Apoteosis, rabia esparcida en el ambiente, gemido indómito de una felicidad sublimada. O cuando el blanco y el violeta representaban una unión de colores sobre los que gravitaban demasiadas almas dispuestas a temblar de pasión. Almas cuya represión les había privado de la capacidad para negarse a seguir tragando decepciones. Cuando el Real Valladolid parecía más desgastado, experimentó una reanimación de sus sentidos que ha acelerado el cambio de percepción hacia el futuro y supervivencia del club en Primera División.

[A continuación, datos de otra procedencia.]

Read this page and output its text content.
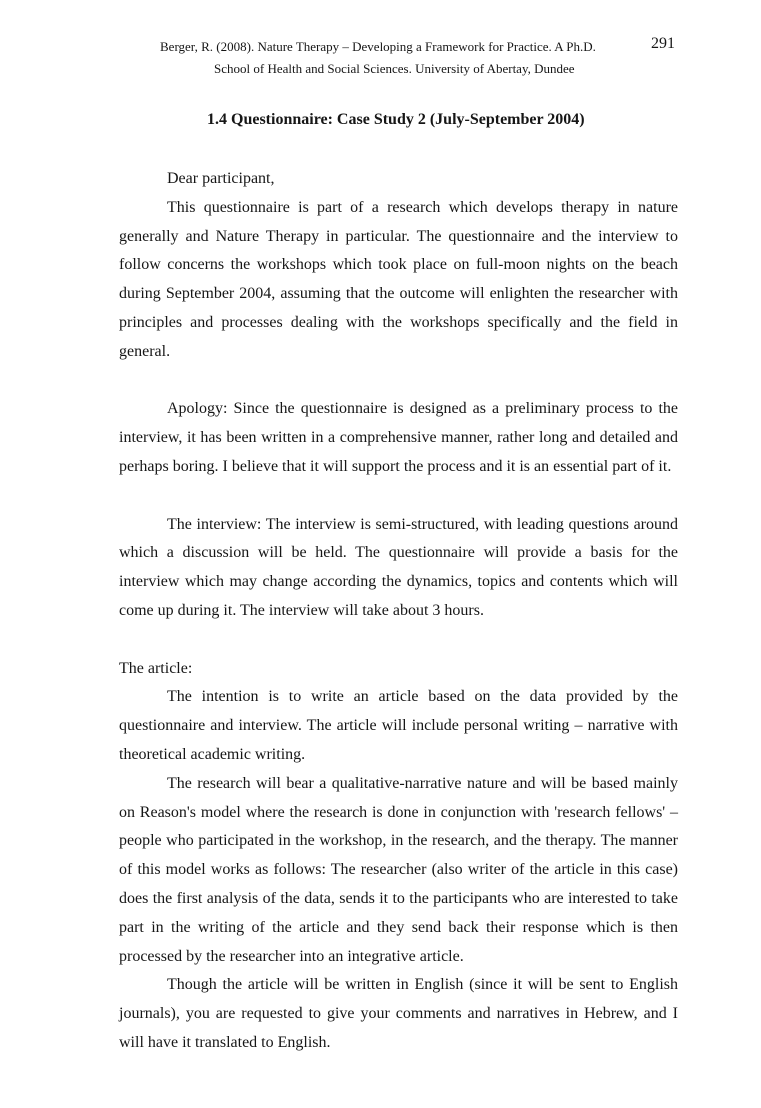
Berger, R. (2008). Nature Therapy – Developing a Framework for Practice. A Ph.D.	291
School of Health and Social Sciences. University of Abertay, Dundee
1.4 Questionnaire: Case Study 2 (July-September 2004)

Dear participant,

This questionnaire is part of a research which develops therapy in nature generally and Nature Therapy in particular. The questionnaire and the interview to follow concerns the workshops which took place on full-moon nights on the beach during September 2004, assuming that the outcome will enlighten the researcher with principles and processes dealing with the workshops specifically and the field in general.

Apology: Since the questionnaire is designed as a preliminary process to the interview, it has been written in a comprehensive manner, rather long and detailed and perhaps boring. I believe that it will support the process and it is an essential part of it.

The interview: The interview is semi-structured, with leading questions around which a discussion will be held. The questionnaire will provide a basis for the interview which may change according the dynamics, topics and contents which will come up during it. The interview will take about 3 hours.

The article:

The intention is to write an article based on the data provided by the questionnaire and interview. The article will include personal writing – narrative with theoretical academic writing.

The research will bear a qualitative-narrative nature and will be based mainly on Reason's model where the research is done in conjunction with 'research fellows' – people who participated in the workshop, in the research, and the therapy. The manner of this model works as follows: The researcher (also writer of the article in this case) does the first analysis of the data, sends it to the participants who are interested to take part in the writing of the article and they send back their response which is then processed by the researcher into an integrative article.

Though the article will be written in English (since it will be sent to English journals), you are requested to give your comments and narratives in Hebrew, and I will have it translated to English.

Un punto, una situación no esperada por casi nadie, pero imaginada por todos. Susurro que arranca pidiendo permiso y termina ocupando cada esquina de la ilusión.

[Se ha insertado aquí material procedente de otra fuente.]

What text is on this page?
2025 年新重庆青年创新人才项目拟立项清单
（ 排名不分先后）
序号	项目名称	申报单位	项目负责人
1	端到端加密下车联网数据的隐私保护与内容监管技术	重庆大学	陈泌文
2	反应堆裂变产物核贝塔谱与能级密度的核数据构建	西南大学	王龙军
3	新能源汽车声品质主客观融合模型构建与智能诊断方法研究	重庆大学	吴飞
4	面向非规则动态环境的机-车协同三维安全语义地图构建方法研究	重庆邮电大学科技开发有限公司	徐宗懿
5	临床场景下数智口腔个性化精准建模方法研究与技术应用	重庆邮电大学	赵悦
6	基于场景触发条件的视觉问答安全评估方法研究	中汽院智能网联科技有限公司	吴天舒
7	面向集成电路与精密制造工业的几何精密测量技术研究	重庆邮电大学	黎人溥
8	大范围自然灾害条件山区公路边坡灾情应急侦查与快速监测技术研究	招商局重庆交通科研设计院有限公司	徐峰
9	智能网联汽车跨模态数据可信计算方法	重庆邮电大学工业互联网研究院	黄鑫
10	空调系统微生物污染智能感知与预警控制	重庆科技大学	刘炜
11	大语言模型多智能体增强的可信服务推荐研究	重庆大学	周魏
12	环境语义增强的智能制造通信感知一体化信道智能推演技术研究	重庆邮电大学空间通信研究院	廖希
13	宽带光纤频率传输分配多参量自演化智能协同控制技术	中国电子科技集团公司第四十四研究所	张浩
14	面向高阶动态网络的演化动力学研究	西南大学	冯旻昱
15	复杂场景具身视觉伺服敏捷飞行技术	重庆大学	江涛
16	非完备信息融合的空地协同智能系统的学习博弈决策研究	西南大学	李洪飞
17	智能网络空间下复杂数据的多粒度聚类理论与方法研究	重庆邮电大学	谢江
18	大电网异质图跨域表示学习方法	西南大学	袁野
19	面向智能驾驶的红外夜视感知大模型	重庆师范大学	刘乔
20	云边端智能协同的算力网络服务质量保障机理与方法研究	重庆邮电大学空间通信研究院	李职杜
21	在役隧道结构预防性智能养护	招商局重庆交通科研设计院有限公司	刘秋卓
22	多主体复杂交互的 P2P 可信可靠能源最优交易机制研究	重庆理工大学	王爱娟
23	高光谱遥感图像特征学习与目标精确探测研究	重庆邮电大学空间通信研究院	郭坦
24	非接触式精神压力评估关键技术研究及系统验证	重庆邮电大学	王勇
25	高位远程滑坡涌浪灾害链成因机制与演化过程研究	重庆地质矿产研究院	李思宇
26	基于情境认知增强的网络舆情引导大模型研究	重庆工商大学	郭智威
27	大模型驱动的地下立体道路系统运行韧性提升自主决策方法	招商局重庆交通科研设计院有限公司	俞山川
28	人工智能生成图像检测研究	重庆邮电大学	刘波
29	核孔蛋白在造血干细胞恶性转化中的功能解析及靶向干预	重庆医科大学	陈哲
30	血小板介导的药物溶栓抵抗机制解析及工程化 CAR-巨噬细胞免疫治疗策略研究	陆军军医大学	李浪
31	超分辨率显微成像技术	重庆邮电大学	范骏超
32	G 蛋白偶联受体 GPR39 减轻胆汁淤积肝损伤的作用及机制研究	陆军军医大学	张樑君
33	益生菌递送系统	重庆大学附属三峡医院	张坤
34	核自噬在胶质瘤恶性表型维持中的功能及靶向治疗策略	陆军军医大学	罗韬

-¡Por qué no ser yo quien me imponga esta vez! Acallar al que siempre le dirigió miradas turbadoras, que caían como una roca de acero sobre su moral. Los jugadores pucelanos demostraron que el roce del desastre escocía y avasallaba sus noches. La angustia rebullía como Pompeya y paralizaba los músculos. Dirigían acometidas a borbotones incontrolables. Volvieron a ganar a base de impulsos.

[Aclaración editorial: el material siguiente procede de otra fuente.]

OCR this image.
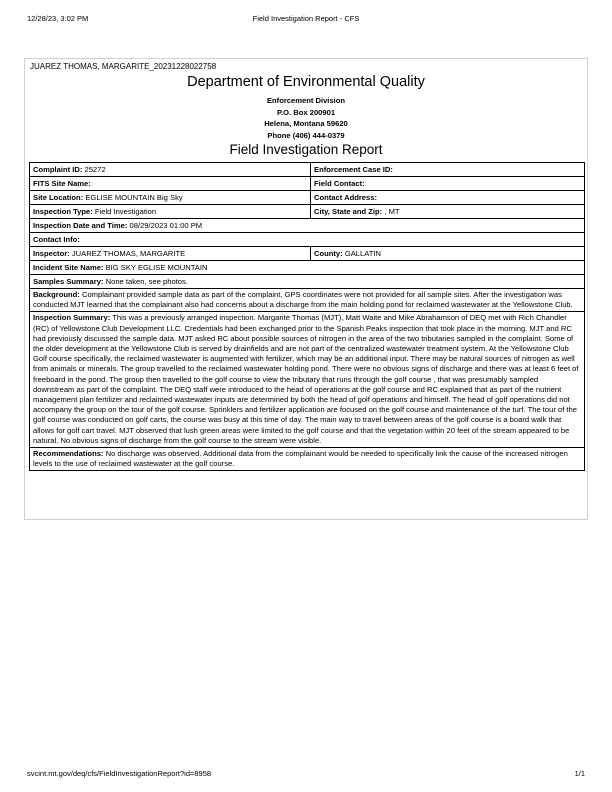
12/28/23, 3:02 PM	Field Investigation Report - CFS
JUAREZ THOMAS, MARGARITE_20231228022758
Department of Environmental Quality
Enforcement Division
P.O. Box 200901
Helena, Montana 59620
Phone (406) 444-0379
Field Investigation Report
Complaint ID: 25272	Enforcement Case ID:
FITS Site Name:	Field Contact:
Site Location: EGLISE MOUNTAIN Big Sky	Contact Address:
Inspection Type: Field Investigation	City, State and Zip: , MT
Inspection Date and Time: 08/29/2023 01:00 PM	
Contact Info:	
Inspector: JUAREZ THOMAS, MARGARITE	County: GALLATIN
Incident Site Name: BIG SKY EGLISE MOUNTAIN	
Samples Summary: None taken, see photos.	
Background: Complainant provided sample data as part of the complaint, GPS coordinates were not provided for all sample sites. After the investigation was conducted MJT learned that the complainant also had concerns about a discharge from the main holding pond for reclaimed wastewater at the Yellowstone Club.	
Inspection Summary: This was a previously arranged inspection. Margarite Thomas (MJT), Matt Waite and Mike Abrahamson of DEQ met with Rich Chandler (RC) of Yellowstone Club Development LLC. Credentials had been exchanged prior to the Spanish Peaks inspection that took place in the morning. MJT and RC had previously discussed the sample data. MJT asked RC about possible sources of nitrogen in the area of the two tributaries sampled in the complaint. Some of the older development at the Yellowstone Club is served by drainfields and are not part of the centralized wastewater treatment system. At the Yellowstone Club Golf course specifically, the reclaimed wastewater is augmented with fertilizer, which may be an additional input. There may be natural sources of nitrogen as well from animals or minerals. The group travelled to the reclaimed wastewater holding pond. There were no obvious signs of discharge and there was at least 6 feet of freeboard in the pond. The group then travelled to the golf course to view the tributary that runs through the golf course , that was presumably sampled downstream as part of the complaint. The DEQ staff were introduced to the head of operations at the golf course and RC explained that as part of the nutrient management plan fertilizer and reclaimed wastewater inputs are determined by both the head of golf operations and himself. The head of golf operations did not accompany the group on the tour of the golf course. Sprinklers and fertilizer application are focused on the golf course and maintenance of the turf. The tour of the golf course was conducted on golf carts, the course was busy at this time of day. The main way to travel between areas of the golf course is a board walk that allows for golf cart travel. MJT observed that lush green areas were limited to the golf course and that the vegetation within 20 feet of the stream appeared to be natural. No obvious signs of discharge from the golf course to the stream were visible.	
Recommendations: No discharge was observed. Additional data from the complainant would be needed to specifically link the cause of the increased nitrogen levels to the use of reclaimed wastewater at the golf course.	
svcint.mt.gov/deq/cfs/FieldInvestigationReport?id=8958	1/1
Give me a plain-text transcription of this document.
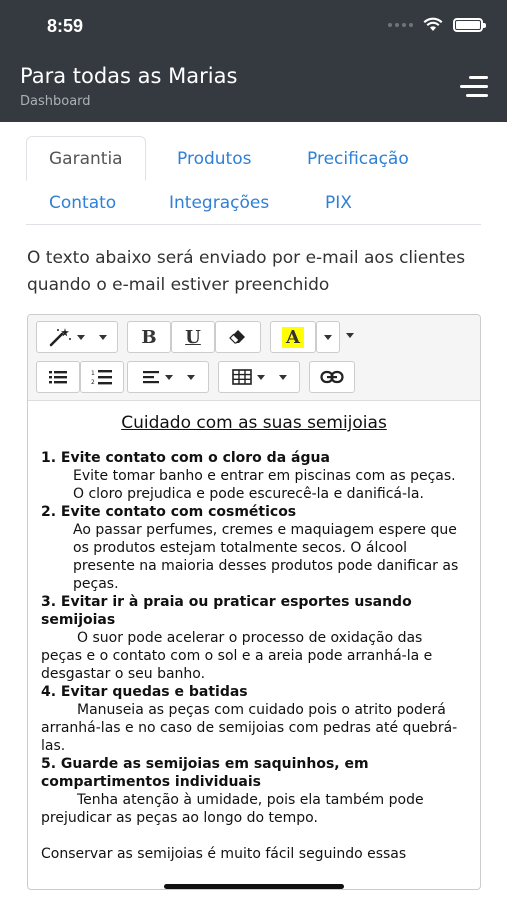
8:59
Para todas as Marias
Dashboard
Garantia	Produtos	Precificação
Contato	Integrações	PIX
O texto abaixo será enviado por e-mail aos clientes quando o e-mail estiver preenchido
B	U	A
1
2
Cuidado com as suas semijoias
1. Evite contato com o cloro da água
Evite tomar banho e entrar em piscinas com as peças. O cloro prejudica e pode escurecê-la e danificá-la.
2. Evite contato com cosméticos
Ao passar perfumes, cremes e maquiagem espere que os produtos estejam totalmente secos. O álcool presente na maioria desses produtos pode danificar as peças.
3. Evitar ir à praia ou praticar esportes usando semijoias
O suor pode acelerar o processo de oxidação das peças e o contato com o sol e a areia pode arranhá-la e desgastar o seu banho.
4. Evitar quedas e batidas
Manuseia as peças com cuidado pois o atrito poderá arranhá-las e no caso de semijoias com pedras até quebrá-las.
5. Guarde as semijoias em saquinhos, em compartimentos individuais
Tenha atenção à umidade, pois ela também pode prejudicar as peças ao longo do tempo.
Conservar as semijoias é muito fácil seguindo essas
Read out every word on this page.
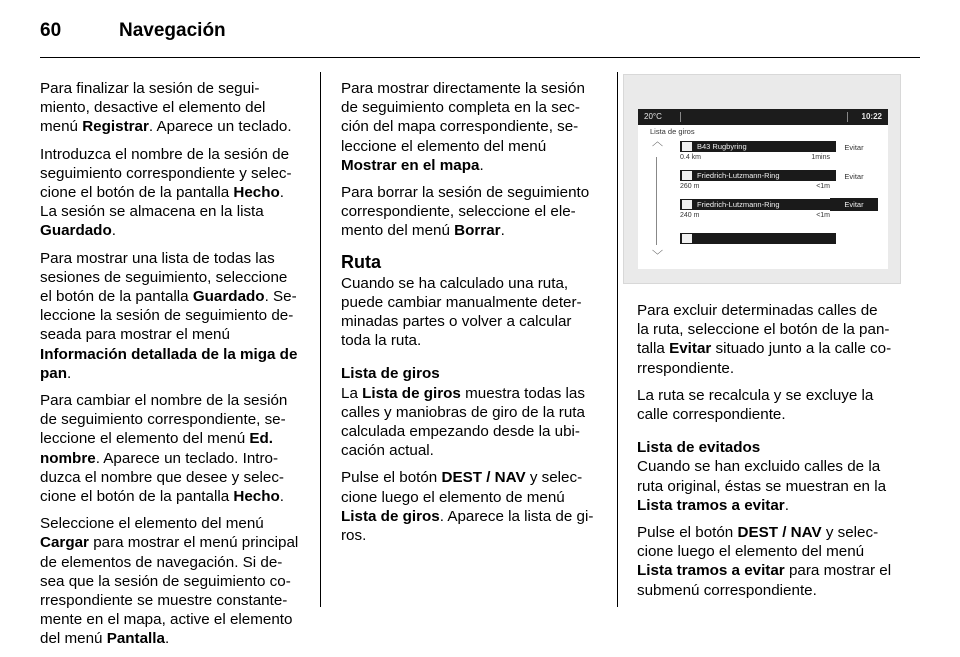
60	Navegación

Para finalizar la sesión de segui-
miento, desactive el elemento del
menú Registrar. Aparece un teclado.

Introduzca el nombre de la sesión de
seguimiento correspondiente y selec-
cione el botón de la pantalla Hecho.
La sesión se almacena en la lista
Guardado.

Para mostrar una lista de todas las
sesiones de seguimiento, seleccione
el botón de la pantalla Guardado. Se-
leccione la sesión de seguimiento de-
seada para mostrar el menú
Información detallada de la miga de
pan.

Para cambiar el nombre de la sesión
de seguimiento correspondiente, se-
leccione el elemento del menú Ed.
nombre. Aparece un teclado. Intro-
duzca el nombre que desee y selec-
cione el botón de la pantalla Hecho.

Seleccione el elemento del menú
Cargar para mostrar el menú principal
de elementos de navegación. Si de-
sea que la sesión de seguimiento co-
rrespondiente se muestre constante-
mente en el mapa, active el elemento
del menú Pantalla.

Para mostrar directamente la sesión
de seguimiento completa en la sec-
ción del mapa correspondiente, se-
leccione el elemento del menú
Mostrar en el mapa.

Para borrar la sesión de seguimiento
correspondiente, seleccione el ele-
mento del menú Borrar.

Ruta

Cuando se ha calculado una ruta,
puede cambiar manualmente deter-
minadas partes o volver a calcular
toda la ruta.

Lista de giros

La Lista de giros muestra todas las
calles y maniobras de giro de la ruta
calculada empezando desde la ubi-
cación actual.

Pulse el botón DEST / NAV y selec-
cione luego el elemento de menú
Lista de giros. Aparece la lista de gi-
ros.

20°C	10:22
Lista de giros
︿
﹀
B43 Rugbyring
0.4 km	1mins
Evitar
Friedrich-Lutzmann-Ring
260 m	<1m
Evitar
Friedrich-Lutzmann-Ring
240 m	<1m
Evitar

Para excluir determinadas calles de
la ruta, seleccione el botón de la pan-
talla Evitar situado junto a la calle co-
rrespondiente.

La ruta se recalcula y se excluye la
calle correspondiente.

Lista de evitados

Cuando se han excluido calles de la
ruta original, éstas se muestran en la
Lista tramos a evitar.

Pulse el botón DEST / NAV y selec-
cione luego el elemento del menú
Lista tramos a evitar para mostrar el
submenú correspondiente.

Todo comenzó a tomar otro cariz. La sombra ahora era ambar. El temor había mitigado sus punzadas y flotaba en el ambiente la convicción, antes enterrada, de que en sus manos permanecía, como un delicado cachorro, la extensa felicidad por la que tenía sentido hacer del sufrimiento un signo identificativo del Real Valladolid.
Los ciudadanos vallisoletanos comprendieron que, en pocos días, una vida resumida en una temporada había atravesado, trepidante, paralela a aquel balón que aterrizó en Humberto Osorio, pero hizo despegar el ánimo acostado en lo más bajo. Y destapar, con un inmensurable júbilo, la creencia.